A couple points needs to be cleared. Suppose that a file contain 100 lines, and that you want the 20% of they, that is 20 lines. Mean this that lines 81 to 100 is an acceptable result, but 82 to 100 not because it have only 19 lines? If the request is 99% just two results are possible: lines 1-99 or lines 2-100. Is this correct?
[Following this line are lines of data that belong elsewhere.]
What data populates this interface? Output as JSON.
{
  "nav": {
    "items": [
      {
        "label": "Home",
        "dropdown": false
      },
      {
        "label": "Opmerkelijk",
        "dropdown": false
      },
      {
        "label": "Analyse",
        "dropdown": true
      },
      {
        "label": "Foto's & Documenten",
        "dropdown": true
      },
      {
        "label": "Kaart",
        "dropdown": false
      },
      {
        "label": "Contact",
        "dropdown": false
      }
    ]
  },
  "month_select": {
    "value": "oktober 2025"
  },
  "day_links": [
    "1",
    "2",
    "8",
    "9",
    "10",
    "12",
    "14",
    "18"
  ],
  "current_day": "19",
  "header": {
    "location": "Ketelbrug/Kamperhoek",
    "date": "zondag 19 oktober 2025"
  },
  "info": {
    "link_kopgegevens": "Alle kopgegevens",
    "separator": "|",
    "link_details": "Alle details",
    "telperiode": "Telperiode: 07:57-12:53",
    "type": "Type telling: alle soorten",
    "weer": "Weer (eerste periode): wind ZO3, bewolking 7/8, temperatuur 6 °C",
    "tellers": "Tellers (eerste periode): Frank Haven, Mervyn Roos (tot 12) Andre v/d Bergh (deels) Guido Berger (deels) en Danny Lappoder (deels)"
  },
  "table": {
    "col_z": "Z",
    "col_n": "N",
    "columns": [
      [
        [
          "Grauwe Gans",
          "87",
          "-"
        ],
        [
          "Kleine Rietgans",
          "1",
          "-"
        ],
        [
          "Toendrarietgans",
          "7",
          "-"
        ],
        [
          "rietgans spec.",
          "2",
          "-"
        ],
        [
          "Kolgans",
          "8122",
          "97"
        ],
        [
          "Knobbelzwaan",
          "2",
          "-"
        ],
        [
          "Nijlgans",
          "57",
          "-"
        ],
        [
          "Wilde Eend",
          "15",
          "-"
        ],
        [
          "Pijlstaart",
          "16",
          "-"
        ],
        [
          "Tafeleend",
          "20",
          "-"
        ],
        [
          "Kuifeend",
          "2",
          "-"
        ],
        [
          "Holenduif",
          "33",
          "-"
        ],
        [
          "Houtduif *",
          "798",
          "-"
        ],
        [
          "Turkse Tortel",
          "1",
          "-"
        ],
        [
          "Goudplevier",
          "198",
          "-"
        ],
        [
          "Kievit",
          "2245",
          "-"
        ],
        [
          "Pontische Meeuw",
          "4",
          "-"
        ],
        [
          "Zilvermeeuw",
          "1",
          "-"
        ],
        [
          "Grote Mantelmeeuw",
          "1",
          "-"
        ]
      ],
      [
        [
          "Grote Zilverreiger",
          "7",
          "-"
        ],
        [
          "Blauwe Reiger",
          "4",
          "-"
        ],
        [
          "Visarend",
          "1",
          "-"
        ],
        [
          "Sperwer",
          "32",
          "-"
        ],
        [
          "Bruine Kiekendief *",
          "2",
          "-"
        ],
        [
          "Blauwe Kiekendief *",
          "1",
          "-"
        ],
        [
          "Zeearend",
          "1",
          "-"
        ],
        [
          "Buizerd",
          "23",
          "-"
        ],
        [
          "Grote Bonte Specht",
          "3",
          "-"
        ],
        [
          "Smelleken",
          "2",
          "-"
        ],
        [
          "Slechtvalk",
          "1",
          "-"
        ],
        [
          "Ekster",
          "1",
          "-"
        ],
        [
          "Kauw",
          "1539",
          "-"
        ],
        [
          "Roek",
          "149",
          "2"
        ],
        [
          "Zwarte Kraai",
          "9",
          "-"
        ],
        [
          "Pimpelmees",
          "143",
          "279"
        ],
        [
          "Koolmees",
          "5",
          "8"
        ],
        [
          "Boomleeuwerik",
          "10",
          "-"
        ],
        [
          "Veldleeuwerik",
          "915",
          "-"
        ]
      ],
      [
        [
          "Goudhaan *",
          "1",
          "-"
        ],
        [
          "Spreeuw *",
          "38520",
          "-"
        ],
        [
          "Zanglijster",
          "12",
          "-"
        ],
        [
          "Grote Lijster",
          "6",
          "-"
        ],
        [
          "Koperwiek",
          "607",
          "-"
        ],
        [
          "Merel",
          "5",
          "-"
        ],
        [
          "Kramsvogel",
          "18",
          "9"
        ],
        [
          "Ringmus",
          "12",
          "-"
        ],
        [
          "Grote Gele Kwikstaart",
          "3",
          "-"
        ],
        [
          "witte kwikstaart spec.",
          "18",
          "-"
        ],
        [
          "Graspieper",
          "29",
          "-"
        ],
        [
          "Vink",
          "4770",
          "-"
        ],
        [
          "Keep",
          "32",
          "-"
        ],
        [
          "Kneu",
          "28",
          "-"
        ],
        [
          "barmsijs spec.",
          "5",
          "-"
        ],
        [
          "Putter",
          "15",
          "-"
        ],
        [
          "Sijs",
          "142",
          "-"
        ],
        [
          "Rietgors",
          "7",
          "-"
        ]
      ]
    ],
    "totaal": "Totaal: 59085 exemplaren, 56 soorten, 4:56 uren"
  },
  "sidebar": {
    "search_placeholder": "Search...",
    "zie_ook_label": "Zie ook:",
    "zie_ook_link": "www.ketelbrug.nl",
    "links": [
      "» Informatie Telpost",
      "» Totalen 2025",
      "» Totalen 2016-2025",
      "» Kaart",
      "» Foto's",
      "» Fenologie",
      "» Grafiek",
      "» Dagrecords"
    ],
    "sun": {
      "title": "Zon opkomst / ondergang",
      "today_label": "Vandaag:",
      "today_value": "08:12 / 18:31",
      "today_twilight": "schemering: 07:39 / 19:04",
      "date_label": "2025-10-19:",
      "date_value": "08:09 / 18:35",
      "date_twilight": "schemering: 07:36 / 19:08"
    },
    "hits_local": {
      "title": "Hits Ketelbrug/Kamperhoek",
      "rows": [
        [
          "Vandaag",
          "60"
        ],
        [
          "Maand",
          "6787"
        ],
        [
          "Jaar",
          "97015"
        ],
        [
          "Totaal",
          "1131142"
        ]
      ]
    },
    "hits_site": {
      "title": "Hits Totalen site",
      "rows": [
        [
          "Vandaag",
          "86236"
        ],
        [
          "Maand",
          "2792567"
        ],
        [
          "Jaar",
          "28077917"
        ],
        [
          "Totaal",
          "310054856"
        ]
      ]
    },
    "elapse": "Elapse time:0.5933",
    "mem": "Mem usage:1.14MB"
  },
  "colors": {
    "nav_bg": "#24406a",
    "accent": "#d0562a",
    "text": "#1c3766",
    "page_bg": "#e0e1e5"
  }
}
If so, the Batch file below solve your problem:
Code: Select all
@echo off
setlocal EnableDelayedExpansion
rem Usage: Get_PercentOfFile_ percent filename
rem Get a percentage of lines from filename
rem Get number of lines in file
for /F %%a in ('find /c /v "" ^< %2) do set numLines=%%a
rem Get the desired percentage of lines
set /A desiredLines=numLines*%1/100
rem Get a random starting position for such subset
set /A skipLines=(numLines-desiredLines)*%random%/32768
set skip=
if %skipLines% gtr 0 set skip=skip=%skipLines%
rem Show the subset of lines
for /F "%skip% delims=" %%a in (%2) do (
echo %%a
set /A desiredLines-=1
if !desiredLines! equ 0 goto continue
)
:continue
However, if you want that
every line in the subset be randomly selected, then the method must be changed this way:
Code: Select all
@echo off
rem Usage: Get_PercentOfFile_ percent filename
rem Get a percentage of lines from filename
rem Get number of lines in file
for /F %%a in ('find /c /v "" ^< %2) do set numLines=%%a
rem Get the desired percentage of lines
set /A desiredLines=numLines*%1/100
rem Create a "copyThisLine" array with the "desired lines" number of elements
rem with randomly-generated number of line
:nextElem
set /A randNum=numLines*%random%/32768 + 1
if defined copyThisLine[%randNum%] goto nextElem
set copyThisLine[%randNum%]=TRUE
set /A desiredLines-=1
if %desiredLines% gtr 0 goto nextElem
rem Show the subset of randomly selected lines
for /F "tokens=1* delims=:" %%a in ('findstr /N "^" %2') do (
if defined copyThisLine[%%a] echo %%b
)
Previous method should be adjusted to
delete lines from a full array, instead of insert lines in an empty array, if the number of required lines is greater than 50% of the file. Otherwise, the program would take too long...
I hope it helps.
Antonio